There had already been scores, if not hundreds, of film versions of Dracula of varying quality and importance and it was vital to Coppola that this film be something truly unique. He very much liked the script and the fact that Hart had remained generally faithful to the novel while infusing it with a love story drawn from some of the historical facts about the real Vlad “the Impaler” of the house of Dracul. He also realized that the year the novel was released and the screenplay was set coincided with the birth of cinema. This sparked an idea on how to go about making the film. “What if I made the movie,” he thought, “in the style that movies were being made at the turn of the century? Which is to say, an illusion.” This led Coppola to the idea of shooting the entire film on sound stages and with in-camera effects.
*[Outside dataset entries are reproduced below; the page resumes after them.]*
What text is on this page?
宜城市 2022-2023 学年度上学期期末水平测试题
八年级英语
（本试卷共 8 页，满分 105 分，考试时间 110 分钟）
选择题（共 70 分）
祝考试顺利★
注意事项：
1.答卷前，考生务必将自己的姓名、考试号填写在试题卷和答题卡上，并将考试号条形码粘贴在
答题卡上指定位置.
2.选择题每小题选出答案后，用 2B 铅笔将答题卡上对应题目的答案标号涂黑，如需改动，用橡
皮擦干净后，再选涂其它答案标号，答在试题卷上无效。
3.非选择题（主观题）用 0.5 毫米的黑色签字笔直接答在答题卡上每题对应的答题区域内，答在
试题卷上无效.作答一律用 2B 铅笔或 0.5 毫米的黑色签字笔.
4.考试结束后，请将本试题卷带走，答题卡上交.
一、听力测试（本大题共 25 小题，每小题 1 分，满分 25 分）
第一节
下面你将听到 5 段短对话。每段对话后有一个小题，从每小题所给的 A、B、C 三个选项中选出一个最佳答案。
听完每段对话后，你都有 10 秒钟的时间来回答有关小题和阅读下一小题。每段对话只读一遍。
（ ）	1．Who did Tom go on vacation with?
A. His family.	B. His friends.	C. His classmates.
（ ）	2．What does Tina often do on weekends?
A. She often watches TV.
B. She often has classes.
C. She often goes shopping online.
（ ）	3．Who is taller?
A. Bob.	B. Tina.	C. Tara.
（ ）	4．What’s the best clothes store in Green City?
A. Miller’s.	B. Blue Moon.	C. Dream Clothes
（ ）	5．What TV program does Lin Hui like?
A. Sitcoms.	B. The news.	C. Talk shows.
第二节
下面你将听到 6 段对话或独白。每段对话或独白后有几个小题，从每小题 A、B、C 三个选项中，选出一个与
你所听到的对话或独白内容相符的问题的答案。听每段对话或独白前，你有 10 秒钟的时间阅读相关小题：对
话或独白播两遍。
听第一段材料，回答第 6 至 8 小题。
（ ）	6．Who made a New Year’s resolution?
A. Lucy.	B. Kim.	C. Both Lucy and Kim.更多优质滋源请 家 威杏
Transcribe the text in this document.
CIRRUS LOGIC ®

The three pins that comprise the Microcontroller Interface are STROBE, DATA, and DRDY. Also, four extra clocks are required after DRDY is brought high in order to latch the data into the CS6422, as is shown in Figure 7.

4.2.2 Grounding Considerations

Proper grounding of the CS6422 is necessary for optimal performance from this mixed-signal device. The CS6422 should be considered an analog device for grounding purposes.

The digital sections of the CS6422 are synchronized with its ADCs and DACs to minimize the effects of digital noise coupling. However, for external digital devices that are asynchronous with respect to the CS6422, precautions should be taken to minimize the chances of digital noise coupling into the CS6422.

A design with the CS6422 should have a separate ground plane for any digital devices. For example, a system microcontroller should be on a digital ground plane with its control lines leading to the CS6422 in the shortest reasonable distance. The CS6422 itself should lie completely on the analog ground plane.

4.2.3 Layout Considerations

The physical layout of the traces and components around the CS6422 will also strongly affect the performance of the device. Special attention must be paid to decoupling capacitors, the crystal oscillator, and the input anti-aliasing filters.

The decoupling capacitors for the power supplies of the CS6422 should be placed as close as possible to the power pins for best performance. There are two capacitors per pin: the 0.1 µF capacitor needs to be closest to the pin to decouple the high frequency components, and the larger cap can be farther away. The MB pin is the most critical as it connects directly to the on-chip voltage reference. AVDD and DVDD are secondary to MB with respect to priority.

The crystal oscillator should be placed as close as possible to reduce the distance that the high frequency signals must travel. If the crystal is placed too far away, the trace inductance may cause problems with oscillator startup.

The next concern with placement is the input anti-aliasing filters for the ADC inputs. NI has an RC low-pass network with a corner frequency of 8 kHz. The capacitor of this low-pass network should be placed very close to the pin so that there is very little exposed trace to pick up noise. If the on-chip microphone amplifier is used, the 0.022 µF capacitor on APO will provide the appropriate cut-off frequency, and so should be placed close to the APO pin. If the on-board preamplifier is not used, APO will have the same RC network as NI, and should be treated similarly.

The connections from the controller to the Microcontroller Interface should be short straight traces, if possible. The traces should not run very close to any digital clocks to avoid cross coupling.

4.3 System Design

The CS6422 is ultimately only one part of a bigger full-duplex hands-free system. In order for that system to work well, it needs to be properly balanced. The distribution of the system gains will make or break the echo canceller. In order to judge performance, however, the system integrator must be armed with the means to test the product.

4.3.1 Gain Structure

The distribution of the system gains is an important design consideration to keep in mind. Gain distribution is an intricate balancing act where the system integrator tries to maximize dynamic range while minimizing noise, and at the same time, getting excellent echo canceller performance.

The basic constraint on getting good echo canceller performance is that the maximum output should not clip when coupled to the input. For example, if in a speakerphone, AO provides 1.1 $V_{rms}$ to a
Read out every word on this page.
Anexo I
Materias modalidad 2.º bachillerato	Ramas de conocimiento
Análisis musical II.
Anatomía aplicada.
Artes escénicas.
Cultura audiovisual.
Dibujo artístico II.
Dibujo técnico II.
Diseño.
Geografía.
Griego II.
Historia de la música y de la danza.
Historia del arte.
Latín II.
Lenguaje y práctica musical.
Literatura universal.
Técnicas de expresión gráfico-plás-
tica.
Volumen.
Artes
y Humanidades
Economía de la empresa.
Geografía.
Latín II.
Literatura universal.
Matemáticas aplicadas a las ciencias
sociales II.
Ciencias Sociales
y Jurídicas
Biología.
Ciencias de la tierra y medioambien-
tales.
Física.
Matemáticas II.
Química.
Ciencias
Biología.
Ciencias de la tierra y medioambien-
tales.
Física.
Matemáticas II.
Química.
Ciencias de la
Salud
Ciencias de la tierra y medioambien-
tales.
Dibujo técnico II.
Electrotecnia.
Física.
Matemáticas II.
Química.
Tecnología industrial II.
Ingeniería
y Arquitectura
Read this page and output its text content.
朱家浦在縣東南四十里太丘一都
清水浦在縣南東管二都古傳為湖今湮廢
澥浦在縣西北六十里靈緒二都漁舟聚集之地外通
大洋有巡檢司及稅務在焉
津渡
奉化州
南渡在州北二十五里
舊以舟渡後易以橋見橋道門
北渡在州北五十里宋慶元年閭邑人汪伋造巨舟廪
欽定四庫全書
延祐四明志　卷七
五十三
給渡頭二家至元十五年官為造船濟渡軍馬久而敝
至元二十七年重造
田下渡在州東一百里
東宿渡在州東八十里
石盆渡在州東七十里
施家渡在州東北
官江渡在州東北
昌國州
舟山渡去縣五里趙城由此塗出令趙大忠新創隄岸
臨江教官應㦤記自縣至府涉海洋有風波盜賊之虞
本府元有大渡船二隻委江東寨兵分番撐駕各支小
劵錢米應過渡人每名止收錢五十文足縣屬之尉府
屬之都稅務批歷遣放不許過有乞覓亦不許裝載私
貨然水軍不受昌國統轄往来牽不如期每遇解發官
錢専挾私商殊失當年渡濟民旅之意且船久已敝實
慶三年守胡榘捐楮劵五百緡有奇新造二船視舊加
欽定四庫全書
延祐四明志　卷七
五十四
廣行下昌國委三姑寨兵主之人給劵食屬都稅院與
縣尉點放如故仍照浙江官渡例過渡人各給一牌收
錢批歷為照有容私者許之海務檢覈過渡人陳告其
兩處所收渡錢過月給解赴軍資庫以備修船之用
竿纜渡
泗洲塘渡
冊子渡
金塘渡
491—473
Feeling this was impossible, the original special effects supervisor hired for the film quit and Coppola hired his magic-obsessed son Roman to create the visual effects.
By reaching back to the “naïve effects” techniques employed by Georges Méliès (“A Trip to the Moon”-1902), Carl Theodor Dreyer (Vampyre-1932), Orson Welles (Citizen Kane-1941), and others cut from similar magic-inspired cloth, Roman Coppola and his team give the film an undeniably timeless quality that would have been lost if the early digital techniques of the time had been used. Here, the younger Coppola used any number of “tricks” including multi-pass opticals, reverse photography, scrims, mirrors, shadow puppets, models, forced perspective, and altered gravity. The result is otherworldly, disorienting, and, in a word, magical.
Related to this is the cinematography by frequent Martin Scorsese collaborator Michael Ballhaus. For Dracula, he seems to be channeling another great director of photography who also lensed a Dracula film, Karl Freund. But rather than the generally static camera Freund was shackled to for Tod Browning’s 1931 film, Ballhaus taps into the work his masterful predecessor used on films like The Last Laugh (1924) in which the camera freely floats, spins, and dances seemingly of its own volition. For one brief sequence, Ballhaus even uses Francis Coppola’s personal Pathé silent film camera, very much like Freund would have used during the 20s, to evoke the look and feel of early cinema as Dracula (Gary Oldman) walks through the London streets and first sees Mina, the very image of his deceased bride Elizabeta whom he has “crossed oceans of time” to find. Between Roman Coppola’s visual effects and Ballhaus’s cinematography, the singular photographic style of the film was set, but also contributing to the distinctive look of the film were the unique sets and costumes created for Dracula.